It is true that University of Manitoba pay scales are the
lowest of the U13 Canadian universities. It’s true that every contact for 30
years before the 2001 strike had salary increases that failed to keep up with
inflation. Just FYI..
It’s about protecting the quality of the University of
Manitoba. The University of Manitoba Faculty Association (UMFA) is
there to advocate for full time faculty, librarians, instructors, and head
coaches. It isn’t the Excellence Task
Force. There are limited ways for UMFA
to exert its influence on the University. And one of the ways is negotiating
salaries. And yes, that is about our ability to make mortgage payments and pay
for our children’s schooling and all that.
But that’s not all that’s on the table, and for many, probably most of
us, it isn’t the top priority.
The quality of our university is under assault. For the last several years, the Faculty of
Arts, as an example, has faced a 5% cut to its budget. Meanwhile, more Vice Presidents and Assistant
Vice Presidents are created, and their offices staffed. The Faculty of Arts budget covers payroll for
all Arts staff, including members of UMFA, members of CUPE (including part time
and sessional instructors), AESES (support staff), office supplies, upkeep, overhead,
and so on. Salaries in most positions
are collectively bargained. There aren’t
that many budget lines that the Dean can wield discretion over.
So, librarians (who cannot be protected by tenure) are laid
off, classes that could be taught by sessionals (people hired term-by-term to
teach single classes--last check about 1/3 of undergraduate hours in Arts) are
not offered; remaining class sizes increase.
Instructor workloads are increased. Dead computers aren’t replaced.
All of this harms the university, diminishes student
experience, devalues the education we can offer. So yes, it’s about money.
Without competitive salaries, the UofM cannot hope to
attract and retain quality staff. Who in
their right mind is going to choose to come to Winnipeg to make less money than
they could make elsewhere?
Research is threatened.
The creation of arbitrary ‘performance metrics’ at a central level
undermines quality research, because it forces researchers to prove their value
in page counts, in ‘impact fators’, in funders’ dollars brought in, in hours
spent at a desk or in a lab, or appearances at conferences--in short-term
tangible output, rather than long-term quality of scientific and scholarly results.
Collegial governance is threatened. Consolidating decision
making in an increasingly bloated central administration means decisions are
made by people far from the front lines, many of whom are not scholars, who don’t
have to do their own paperwork, who don’t have to budget down to the box of
paperclips. Without buy-in, let alone
input or even consultation with academic and support staff on the front lines
of their budget dollars.
Academic freedom is threatened. As we become more and more beholden to
arbitrary ‘output’ and securing funding from outside sources, we trade our
academic freedom to pursue the issues we think are important, for work that
looks good in a press release, that will attract funders’ dollars. Scholars can be threatened with less funding,
less staff support, less money for graduate students, if they don’t do sexy,
high-output, highly fundable projects.
So yes, it’s about money.
But it’s not about salaries. It’s
about building an academic institution of the highest quality possible, and in
the end that’s going to cost money. But
it also requires an environment where academics’ opinions and experience are
valued, where support staff and graduate students are valued, where
undergraduates can receive not only information they need but experiences in
critical thinking, judgment, argumentation, even grammar and writing style,
supported by academic and support staff who aren’t under constant threat.
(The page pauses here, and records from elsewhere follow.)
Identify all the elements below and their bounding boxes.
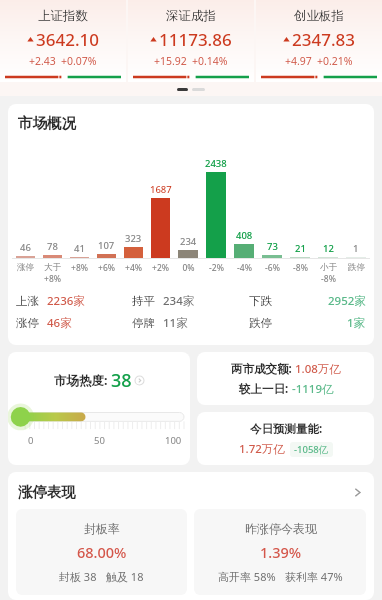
staticText: +8% [71, 262, 88, 274]
staticText: 0% [182, 262, 195, 274]
staticText: 234家 [163, 293, 195, 309]
staticText: -4% [237, 262, 252, 274]
staticText: -2% [209, 262, 224, 274]
staticText: 创业板指 [294, 8, 344, 24]
staticText: 触及 18 [106, 569, 144, 584]
staticText: +15.92 [154, 54, 187, 68]
staticText: 上涨 [16, 294, 39, 308]
staticText: 38 [111, 368, 132, 393]
staticText: 234 [180, 235, 197, 248]
button[interactable]: 上证指数 [0, 0, 126, 82]
staticText: -8% [293, 262, 308, 274]
staticText: 11173.86 [159, 28, 232, 51]
staticText: 0 [28, 434, 34, 447]
staticText: -8% [321, 273, 336, 285]
staticText: 涨停 [17, 262, 34, 273]
staticText: 1.72万亿 [239, 441, 285, 457]
staticText: 100 [165, 434, 182, 447]
staticText: 2236家 [47, 293, 85, 309]
staticText: 12 [323, 242, 334, 255]
staticText: +6% [98, 262, 115, 274]
button[interactable]: 两市成交额: [197, 352, 374, 405]
staticText: 跌停 [249, 316, 272, 330]
staticText: 323 [125, 232, 142, 245]
button[interactable]: 创业板指 [256, 0, 382, 82]
staticText: 41 [74, 242, 85, 255]
staticText: 市场热度: [54, 372, 111, 389]
staticText: 1.08万亿 [295, 361, 341, 377]
staticText: 107 [98, 239, 115, 252]
staticText: -1119亿 [292, 381, 334, 397]
staticText: 78 [47, 240, 58, 253]
staticText: 21 [295, 242, 306, 255]
staticText: 封板 38 [59, 569, 97, 584]
staticText: 较上一日: [239, 381, 292, 397]
button[interactable]: 深证成指 [128, 0, 254, 82]
staticText: 涨停 [16, 316, 39, 330]
staticText: +2.43 [29, 54, 56, 68]
staticText: 68.00% [77, 542, 127, 562]
staticText: 高开率 58% [218, 569, 276, 584]
staticText: 停牌 [132, 316, 155, 330]
staticText: 408 [236, 229, 253, 242]
staticText: 50 [94, 434, 105, 447]
button[interactable]: 涨停表现 [8, 472, 374, 509]
staticText: +0.21% [317, 54, 353, 68]
staticText: 2347.83 [292, 28, 355, 51]
staticText: 下跌 [249, 294, 272, 308]
staticText: +0.07% [61, 54, 97, 68]
staticText: -6% [265, 262, 280, 274]
staticText: 昨涨停今表现 [245, 521, 317, 536]
staticText: 1家 [347, 315, 366, 331]
staticText: -1058亿 [294, 443, 329, 456]
staticText: 两市成交额: [231, 361, 295, 377]
other: 查看更多涨停表现 [350, 485, 364, 499]
staticText: 1.39% [260, 542, 302, 562]
staticText: 获利率 47% [285, 569, 343, 584]
staticText: 小于 [320, 262, 337, 273]
button[interactable]: 市场热度: [8, 352, 190, 465]
button[interactable]: 封板率 [16, 509, 187, 595]
staticText: +4% [125, 262, 142, 274]
staticText: 73 [267, 240, 278, 253]
button[interactable]: 昨涨停今表现 [194, 509, 366, 595]
staticText: 2952家 [328, 293, 366, 309]
staticText: 深证成指 [166, 8, 216, 24]
staticText: 上证指数 [38, 8, 88, 24]
staticText: 今日预测量能: [250, 421, 323, 437]
staticText: 11家 [163, 315, 188, 331]
staticText: +2% [152, 262, 169, 274]
staticText: 2438 [205, 157, 227, 170]
staticText: 封板率 [84, 521, 120, 536]
staticText: 46 [20, 241, 31, 254]
button[interactable]: 今日预测量能: [197, 412, 374, 465]
staticText: 涨停表现 [18, 483, 76, 501]
staticText: 市场概况 [18, 114, 76, 132]
staticText: 1 [353, 242, 359, 255]
staticText: 1687 [150, 183, 172, 196]
staticText: 46家 [47, 315, 72, 331]
staticText: +8% [44, 273, 61, 285]
staticText: +0.14% [192, 54, 228, 68]
staticText: 持平 [132, 294, 155, 308]
staticText: 大于 [44, 262, 61, 273]
staticText: 3642.10 [36, 28, 99, 51]
staticText: +4.97 [285, 54, 312, 68]
staticText: 跌停 [348, 262, 365, 273]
Brian Pallister, premier of the province of Manitoba, has
imposed a mandatory one-year contract extension on ALL unionized public
employees, with a 0% increase in salaries.
If the university doesn’t comply with that order, the province can cut
funding even further. Talk about a
threat to the academy. But that also
means that salaries are off the table.
So it couldn’t be about salaries, even if we wanted it to be.
As of 1 November 2016, after being without a contract since
March, after months of negotiations and a last-ditch attempt at mediation, UMFA
has gone on strike. It’s inconvenient
for everyone. It’s frustrating for everyone. You’ve paid for a quality university
experience, and strike action is impeding that. That’s true. But it’s also the only way we have to fight for the things that
go into building that quality university you deserve. That you want. That we all need.
So, in the end, it is about money. But then everything is, just as everything, in the end, is about politics. It's about building and maintaining a quality university: excellence in instruction, in undergraduate experience, in graduate and professorial research. And in the end, quality costs money. I get that. But there's so much else on the table before we get to salaries.